Tczew’s bridges over the Vistula

Lentze, returning from two study visits, designed the structure of a beam bridge with six spans featuring parallel grated walls. The footings were equipped with five pairs of turrets, and both bridge entrances were marked with portals. The latter featured heavy iron gates that protected the bridge from being destroyed. The turrets and portals were built of yellow clinker brick in the Gothic Revival style. The bridge, erected in 1851-1858, was 837 metres long (along with the portals), and was the longest construction of its kind in Europe and one of the most beautiful in the world.
Between 1888 and 1891, 40 metres north, another bridge intended for a railway crossing was built according to the design by Georg Ch. Mehrtens.

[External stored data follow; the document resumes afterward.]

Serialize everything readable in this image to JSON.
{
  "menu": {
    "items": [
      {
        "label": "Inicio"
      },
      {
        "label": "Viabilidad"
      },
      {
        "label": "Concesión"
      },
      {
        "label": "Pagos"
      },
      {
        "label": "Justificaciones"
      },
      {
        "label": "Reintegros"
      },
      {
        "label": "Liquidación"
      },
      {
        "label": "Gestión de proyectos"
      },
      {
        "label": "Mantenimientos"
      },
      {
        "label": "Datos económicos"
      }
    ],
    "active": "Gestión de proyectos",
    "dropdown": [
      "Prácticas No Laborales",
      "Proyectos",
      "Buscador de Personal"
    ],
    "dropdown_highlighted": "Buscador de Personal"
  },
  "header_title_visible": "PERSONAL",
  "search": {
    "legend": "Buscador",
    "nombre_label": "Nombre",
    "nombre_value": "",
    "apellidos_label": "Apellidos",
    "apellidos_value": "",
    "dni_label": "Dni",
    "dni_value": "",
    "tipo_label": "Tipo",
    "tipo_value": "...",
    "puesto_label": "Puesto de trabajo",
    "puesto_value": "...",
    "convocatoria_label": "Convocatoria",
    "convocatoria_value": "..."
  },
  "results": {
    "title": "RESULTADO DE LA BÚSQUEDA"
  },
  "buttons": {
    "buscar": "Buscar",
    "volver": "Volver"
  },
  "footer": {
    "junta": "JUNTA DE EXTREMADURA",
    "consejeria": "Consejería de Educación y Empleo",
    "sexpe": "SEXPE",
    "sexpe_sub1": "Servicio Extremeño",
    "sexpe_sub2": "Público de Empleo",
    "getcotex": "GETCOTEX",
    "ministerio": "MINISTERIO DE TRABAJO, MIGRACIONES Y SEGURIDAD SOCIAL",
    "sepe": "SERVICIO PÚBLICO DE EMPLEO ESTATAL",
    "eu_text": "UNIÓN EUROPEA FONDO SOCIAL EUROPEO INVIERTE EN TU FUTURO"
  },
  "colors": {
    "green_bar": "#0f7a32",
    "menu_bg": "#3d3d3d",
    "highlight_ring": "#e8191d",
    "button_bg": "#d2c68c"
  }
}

In 1910-1912, in connection with the relocation of levees further east, both bridges were lengthened.
The bridges suffered severe damage during World War II, both in 1939 and 1945. After post-war reconstruction, the original Lisewski Bridge featured only three spans from 1857, two from 1912, and two pairs of turrets, while the second bridge underwent a complete reconstruction.
On 14 May 2004 the American Society of Civil Engineers named the Lisewski Bridge in Tczew a Historic Civil Engineering Landmark (as the first site in Central and Eastern Europe and one of 240 in the world).